These idealists sound terrible, denying all explanations for anything except Hegelian Freudo-Marxism, or something. I have no idea why Bronski thinks me being a metaphysical idealist would mean I have to ignore the effect of something like mutational loads; in fact, I discussed that issue in my stream just prior to the video in question.
Bronski’s assumption that I believe people being motivated by culture war issues somehow contradicts voter behaviour theory is also wrong. In the video, I called on a study which showed the relationship between the stability of political affiliation and culture war stances as a relevant counter-point to the “follow the leader” theory of voter behaviour, instead showing that on certain social issues, voters are much more willing to choose policy over party. Not only that, but I argued that people’s stance on these culture war issues and how deeply they care for them are largely determined by primitive predispositions like their level of disgust sensitivity and sense of purity. Not very idealist of me!

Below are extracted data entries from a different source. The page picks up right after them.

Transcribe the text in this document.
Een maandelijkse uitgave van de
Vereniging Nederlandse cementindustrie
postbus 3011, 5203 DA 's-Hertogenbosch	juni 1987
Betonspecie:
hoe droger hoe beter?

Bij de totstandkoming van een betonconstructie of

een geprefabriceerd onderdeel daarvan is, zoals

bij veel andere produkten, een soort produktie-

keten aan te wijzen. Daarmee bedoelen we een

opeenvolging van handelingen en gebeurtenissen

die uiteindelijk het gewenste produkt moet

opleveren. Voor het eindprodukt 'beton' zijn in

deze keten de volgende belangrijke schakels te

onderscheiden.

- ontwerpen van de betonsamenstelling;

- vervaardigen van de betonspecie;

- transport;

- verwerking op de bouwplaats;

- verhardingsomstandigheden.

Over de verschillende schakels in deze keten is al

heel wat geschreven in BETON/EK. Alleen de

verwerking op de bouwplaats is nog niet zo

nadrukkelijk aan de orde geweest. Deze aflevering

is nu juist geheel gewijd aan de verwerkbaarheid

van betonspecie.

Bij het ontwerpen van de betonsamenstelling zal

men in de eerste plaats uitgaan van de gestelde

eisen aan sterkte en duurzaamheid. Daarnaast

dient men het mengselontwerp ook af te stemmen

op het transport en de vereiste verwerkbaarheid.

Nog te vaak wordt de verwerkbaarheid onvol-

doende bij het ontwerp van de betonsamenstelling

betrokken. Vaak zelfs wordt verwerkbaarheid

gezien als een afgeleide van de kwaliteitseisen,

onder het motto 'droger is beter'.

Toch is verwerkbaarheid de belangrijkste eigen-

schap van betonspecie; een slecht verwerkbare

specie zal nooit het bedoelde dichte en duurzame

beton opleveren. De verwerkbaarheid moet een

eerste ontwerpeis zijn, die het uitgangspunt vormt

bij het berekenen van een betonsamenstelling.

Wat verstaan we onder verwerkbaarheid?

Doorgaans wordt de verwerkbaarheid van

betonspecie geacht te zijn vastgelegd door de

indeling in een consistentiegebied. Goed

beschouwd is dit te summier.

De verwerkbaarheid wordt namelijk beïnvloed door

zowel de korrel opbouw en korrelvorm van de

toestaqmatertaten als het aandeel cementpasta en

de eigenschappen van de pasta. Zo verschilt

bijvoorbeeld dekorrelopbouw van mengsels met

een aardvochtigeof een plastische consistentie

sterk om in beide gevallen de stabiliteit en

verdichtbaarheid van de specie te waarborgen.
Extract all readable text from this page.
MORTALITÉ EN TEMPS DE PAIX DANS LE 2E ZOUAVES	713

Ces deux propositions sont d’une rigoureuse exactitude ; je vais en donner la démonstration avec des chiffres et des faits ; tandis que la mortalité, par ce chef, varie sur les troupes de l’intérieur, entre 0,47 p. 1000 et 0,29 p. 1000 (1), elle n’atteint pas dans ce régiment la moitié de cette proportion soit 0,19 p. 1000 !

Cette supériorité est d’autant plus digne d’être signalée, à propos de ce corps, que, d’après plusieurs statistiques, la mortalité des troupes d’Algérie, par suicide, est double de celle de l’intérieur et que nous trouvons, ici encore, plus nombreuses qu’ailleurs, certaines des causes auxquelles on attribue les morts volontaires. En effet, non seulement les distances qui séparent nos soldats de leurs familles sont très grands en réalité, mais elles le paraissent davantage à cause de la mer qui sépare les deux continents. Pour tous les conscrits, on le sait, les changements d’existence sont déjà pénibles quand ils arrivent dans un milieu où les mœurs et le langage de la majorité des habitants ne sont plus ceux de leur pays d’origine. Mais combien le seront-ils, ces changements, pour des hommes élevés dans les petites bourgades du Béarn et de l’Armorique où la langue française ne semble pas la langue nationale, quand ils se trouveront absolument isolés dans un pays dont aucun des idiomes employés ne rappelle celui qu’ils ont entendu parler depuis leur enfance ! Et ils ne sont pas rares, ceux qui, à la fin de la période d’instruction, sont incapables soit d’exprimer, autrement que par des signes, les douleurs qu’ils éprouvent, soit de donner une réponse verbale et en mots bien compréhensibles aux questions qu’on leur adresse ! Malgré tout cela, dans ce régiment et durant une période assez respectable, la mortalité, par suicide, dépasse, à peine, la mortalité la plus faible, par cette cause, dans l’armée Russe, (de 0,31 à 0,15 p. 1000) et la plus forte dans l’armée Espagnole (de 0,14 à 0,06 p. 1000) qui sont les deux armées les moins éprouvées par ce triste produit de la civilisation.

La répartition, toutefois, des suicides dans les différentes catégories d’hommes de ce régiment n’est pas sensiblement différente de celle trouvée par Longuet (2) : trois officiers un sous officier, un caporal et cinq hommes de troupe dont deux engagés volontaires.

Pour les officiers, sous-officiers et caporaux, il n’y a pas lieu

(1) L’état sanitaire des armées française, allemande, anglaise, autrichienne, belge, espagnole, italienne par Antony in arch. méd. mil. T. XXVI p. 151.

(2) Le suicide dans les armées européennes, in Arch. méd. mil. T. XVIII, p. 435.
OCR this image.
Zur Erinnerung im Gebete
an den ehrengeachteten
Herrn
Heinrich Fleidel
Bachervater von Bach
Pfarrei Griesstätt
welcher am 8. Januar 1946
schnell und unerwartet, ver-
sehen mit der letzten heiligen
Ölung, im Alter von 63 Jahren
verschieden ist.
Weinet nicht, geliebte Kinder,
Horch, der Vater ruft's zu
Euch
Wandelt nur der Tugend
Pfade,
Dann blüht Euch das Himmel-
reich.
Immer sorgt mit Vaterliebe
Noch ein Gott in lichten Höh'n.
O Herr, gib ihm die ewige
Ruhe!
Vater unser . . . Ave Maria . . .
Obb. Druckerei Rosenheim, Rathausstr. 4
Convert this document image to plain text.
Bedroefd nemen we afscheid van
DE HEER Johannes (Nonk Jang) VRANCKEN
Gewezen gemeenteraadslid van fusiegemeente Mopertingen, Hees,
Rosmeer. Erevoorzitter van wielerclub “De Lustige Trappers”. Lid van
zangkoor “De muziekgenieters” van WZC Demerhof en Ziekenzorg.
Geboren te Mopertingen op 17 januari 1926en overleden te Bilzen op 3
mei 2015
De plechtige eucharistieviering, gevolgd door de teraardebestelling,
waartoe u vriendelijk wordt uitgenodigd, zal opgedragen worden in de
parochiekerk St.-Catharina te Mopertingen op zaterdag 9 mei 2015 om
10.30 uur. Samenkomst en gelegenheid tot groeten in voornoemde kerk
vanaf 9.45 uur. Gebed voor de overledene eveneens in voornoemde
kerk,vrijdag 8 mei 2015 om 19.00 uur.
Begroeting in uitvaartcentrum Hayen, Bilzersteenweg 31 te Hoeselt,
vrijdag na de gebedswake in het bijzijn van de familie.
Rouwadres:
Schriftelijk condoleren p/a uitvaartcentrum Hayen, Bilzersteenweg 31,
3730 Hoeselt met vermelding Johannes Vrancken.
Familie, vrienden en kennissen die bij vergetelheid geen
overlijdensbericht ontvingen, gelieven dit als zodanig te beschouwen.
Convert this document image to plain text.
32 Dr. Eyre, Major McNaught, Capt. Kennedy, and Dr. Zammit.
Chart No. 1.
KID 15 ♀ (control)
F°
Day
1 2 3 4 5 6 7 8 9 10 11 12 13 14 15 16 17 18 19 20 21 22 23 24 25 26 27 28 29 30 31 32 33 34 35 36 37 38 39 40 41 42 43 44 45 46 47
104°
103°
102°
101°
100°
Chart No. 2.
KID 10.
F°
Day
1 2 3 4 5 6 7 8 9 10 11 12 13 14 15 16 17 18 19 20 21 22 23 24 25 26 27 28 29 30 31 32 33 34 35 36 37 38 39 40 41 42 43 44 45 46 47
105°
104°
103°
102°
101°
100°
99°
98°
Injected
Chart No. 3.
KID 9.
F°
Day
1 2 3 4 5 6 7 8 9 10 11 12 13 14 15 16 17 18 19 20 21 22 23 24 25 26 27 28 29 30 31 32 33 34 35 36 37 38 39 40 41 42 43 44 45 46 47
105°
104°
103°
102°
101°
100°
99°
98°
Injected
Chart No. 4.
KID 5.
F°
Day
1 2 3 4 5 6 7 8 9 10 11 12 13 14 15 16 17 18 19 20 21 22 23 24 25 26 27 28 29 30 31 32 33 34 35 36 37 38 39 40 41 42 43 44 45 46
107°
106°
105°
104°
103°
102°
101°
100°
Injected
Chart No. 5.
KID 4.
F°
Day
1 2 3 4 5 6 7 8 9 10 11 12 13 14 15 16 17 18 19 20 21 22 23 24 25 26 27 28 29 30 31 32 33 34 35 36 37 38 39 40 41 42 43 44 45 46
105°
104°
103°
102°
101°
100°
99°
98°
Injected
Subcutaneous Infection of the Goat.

In sum, this whole critique is premised on Bronski constructing a strawman of “idealists” who reduce history solely to the interplay of ideas. Maybe this is a fair characterisation of some liberal approaches to understanding politics, but I have never encountered one of these people as described by Bronski, and it certainly does not describe my own approach. Very few of these criticisms apply to what I argued in the video, and he never provides a very convincing defence of his view of voters as utility maximisers which is meant to explain voter behaviour.
Ironically, the video and book he is critiquing are themselves intended as a kind of critique of the naive “idealist” perspective on politics, arguing instead that the voting masses are too ill-informed to ever have the kind of rational, ideas-focused approach to voting that liberals dream of. Instead, tribal affiliation - ethnic or political - and pre-rational moral feelings are far more important to understanding the behaviour of the public in mass democracies. I advise Bronski to give it a second look.
It seems Bronski has a habit of not engaging in good faith with the actual content of a position or argument. I listened to the beginning of his live reaction to Leather Apron Club's video on Edible Bugs. Before Bronski had even heard the arguments, he seemed committed to taking the contrarian position. I stopped listening soon after.